- Sarepta Therapeutics on Wednesday announced a long-term deal with biotech manufacturer Aldevron for supply GMP-grade plasmids, an effort to support its ambitions for gene therapy.
- Sarepta aims to bolster its supply chain and scalable manufacturing for its micro-dystrophin Duchenne muscular dystrophy and limb-girdle muscular dystrophy gene therapy programs, as well as secure supply of plasmids for future gene therapy programs.
- Aldevron makes plasmid DNA and gene editing enzymes for biopharmaceutical companies developing gene-based medicines. No financial details were disclosed.
Over the last year, Sarepta has built up its gene therapy manufacturing network around its micro-dystrophin Duchenne muscular dystrophy (DMD) candidate — a program key to the biotech's future prospects.
In June 2018, Sarepta signed a long-term strategic manufacturing partnership with Brammer Bio, and in October, the gene therapy developer inked a deal with contract development and manufacturing organization Paragon Bioservices to add extra commercial gene therapy manufacturing capacity This latest deal helps address another part of Sarepta's supply chain.
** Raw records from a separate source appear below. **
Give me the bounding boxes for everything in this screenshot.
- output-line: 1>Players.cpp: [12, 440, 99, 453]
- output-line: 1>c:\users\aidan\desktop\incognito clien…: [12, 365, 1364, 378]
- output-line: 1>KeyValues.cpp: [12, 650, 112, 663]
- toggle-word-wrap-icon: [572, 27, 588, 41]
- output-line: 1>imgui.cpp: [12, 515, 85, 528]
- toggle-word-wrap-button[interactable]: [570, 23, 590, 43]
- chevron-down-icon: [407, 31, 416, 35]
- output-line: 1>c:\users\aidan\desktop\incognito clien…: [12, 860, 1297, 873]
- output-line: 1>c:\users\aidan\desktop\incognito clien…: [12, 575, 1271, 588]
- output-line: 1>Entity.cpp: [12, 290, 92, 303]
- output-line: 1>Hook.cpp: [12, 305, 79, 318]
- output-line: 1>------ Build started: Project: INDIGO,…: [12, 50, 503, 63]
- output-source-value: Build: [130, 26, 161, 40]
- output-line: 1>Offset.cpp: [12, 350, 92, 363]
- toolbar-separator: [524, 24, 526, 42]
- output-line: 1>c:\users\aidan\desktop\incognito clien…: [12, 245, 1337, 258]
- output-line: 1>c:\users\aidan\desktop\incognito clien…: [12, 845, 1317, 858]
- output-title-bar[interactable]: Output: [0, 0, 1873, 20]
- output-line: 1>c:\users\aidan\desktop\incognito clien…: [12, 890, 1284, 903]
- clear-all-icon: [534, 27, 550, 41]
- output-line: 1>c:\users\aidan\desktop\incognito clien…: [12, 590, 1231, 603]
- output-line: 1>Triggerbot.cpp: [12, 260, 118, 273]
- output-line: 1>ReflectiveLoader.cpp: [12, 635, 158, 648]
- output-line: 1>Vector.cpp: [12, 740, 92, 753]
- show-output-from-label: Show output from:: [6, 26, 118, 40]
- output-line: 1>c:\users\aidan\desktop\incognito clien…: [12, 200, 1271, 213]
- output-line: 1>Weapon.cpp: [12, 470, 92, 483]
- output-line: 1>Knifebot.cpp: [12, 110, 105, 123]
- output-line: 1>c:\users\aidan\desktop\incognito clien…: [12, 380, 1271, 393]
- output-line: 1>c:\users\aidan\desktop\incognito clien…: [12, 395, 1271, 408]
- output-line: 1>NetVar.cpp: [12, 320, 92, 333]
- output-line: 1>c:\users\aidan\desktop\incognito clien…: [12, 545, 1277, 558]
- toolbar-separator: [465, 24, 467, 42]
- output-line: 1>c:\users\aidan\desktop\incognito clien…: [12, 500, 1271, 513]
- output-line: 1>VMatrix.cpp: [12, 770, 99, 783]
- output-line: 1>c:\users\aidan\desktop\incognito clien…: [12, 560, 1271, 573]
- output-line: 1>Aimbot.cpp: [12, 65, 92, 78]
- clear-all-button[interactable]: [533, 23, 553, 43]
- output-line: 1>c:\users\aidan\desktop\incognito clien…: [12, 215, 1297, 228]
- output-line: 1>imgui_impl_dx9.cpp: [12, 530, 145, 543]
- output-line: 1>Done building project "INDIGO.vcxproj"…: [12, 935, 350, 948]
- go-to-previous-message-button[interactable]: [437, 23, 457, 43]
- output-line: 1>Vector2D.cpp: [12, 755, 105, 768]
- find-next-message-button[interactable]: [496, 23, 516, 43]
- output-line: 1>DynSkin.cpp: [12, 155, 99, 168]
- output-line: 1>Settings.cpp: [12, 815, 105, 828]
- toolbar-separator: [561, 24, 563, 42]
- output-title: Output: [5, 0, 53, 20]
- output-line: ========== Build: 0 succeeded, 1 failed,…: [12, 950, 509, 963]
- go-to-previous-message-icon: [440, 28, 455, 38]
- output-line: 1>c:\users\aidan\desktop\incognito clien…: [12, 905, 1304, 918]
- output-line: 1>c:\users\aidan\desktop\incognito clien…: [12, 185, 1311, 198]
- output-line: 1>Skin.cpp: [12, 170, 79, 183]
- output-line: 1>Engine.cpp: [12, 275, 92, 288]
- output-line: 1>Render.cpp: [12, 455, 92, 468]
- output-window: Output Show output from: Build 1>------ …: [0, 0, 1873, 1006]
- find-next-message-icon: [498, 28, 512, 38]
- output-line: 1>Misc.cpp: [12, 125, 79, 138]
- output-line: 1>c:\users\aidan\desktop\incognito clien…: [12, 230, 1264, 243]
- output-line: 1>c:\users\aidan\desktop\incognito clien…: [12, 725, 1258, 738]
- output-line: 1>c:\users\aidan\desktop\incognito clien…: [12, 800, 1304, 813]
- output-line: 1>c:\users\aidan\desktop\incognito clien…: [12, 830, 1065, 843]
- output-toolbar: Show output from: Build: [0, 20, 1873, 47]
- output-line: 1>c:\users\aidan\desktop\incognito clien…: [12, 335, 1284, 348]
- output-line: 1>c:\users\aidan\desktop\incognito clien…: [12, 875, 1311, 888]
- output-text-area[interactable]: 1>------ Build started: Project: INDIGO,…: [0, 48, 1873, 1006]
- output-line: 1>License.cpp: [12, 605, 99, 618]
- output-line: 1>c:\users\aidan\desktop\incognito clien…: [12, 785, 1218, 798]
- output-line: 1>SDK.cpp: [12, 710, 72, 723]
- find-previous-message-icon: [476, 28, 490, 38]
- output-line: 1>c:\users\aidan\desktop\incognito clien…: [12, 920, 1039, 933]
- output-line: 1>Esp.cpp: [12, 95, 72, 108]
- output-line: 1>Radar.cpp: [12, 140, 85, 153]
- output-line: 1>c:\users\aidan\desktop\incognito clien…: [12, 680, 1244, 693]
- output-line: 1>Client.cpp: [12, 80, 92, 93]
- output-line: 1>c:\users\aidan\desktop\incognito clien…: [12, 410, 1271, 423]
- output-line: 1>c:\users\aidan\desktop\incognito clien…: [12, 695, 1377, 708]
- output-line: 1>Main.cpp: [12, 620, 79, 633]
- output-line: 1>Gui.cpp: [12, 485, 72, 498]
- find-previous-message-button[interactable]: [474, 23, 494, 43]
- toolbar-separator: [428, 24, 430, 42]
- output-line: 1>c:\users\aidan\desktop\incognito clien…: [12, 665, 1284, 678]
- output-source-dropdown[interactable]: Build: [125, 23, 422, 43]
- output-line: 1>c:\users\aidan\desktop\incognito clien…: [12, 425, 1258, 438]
"One of our highest priorities is building a robust supply chain and scalable manufacturing that can accelerate and ensure robust patient access to our pipeline of promising gene therapies on an accelerated timeline," said Sarepta CEO Doug Ingram in a Jan. 2 statement.
Manufacturing is a key step in the successful development of gene therapies — a fact Sarepta is well aware of after the Food and Drug Administration temporarily halted its microdystrophin DMD program last year.
The hold, which was lifted within months, had been put in place after discovery of trace levels of DNA fragments in plasmids used by Nationwide Children's Hospital, Sarepta's partner, in a Phase 1/2a study of the therapy.
Plasmids are small circular DNA molecules which can be used to help transfer genes into cells for gene-based therapeutics.
Sarepta's microdystrophin program is very early, but promising results have led investors to count it as an integral part of how the biotech could address DMD.
In October, the company presented data from a small study showing the treatment helped four boys with DMD stand up, walk and climb stairs more quickly than normally would be expected.
Sarepta's only marketed product Exondys 51 (eteplirsen) won approval from the FDA in 2016, amid a massive lobbying campaign by patient groups and lawmakers. The nod sparked an uproar as the agency overruled its own expert advisory panel and staff in clearing the drug.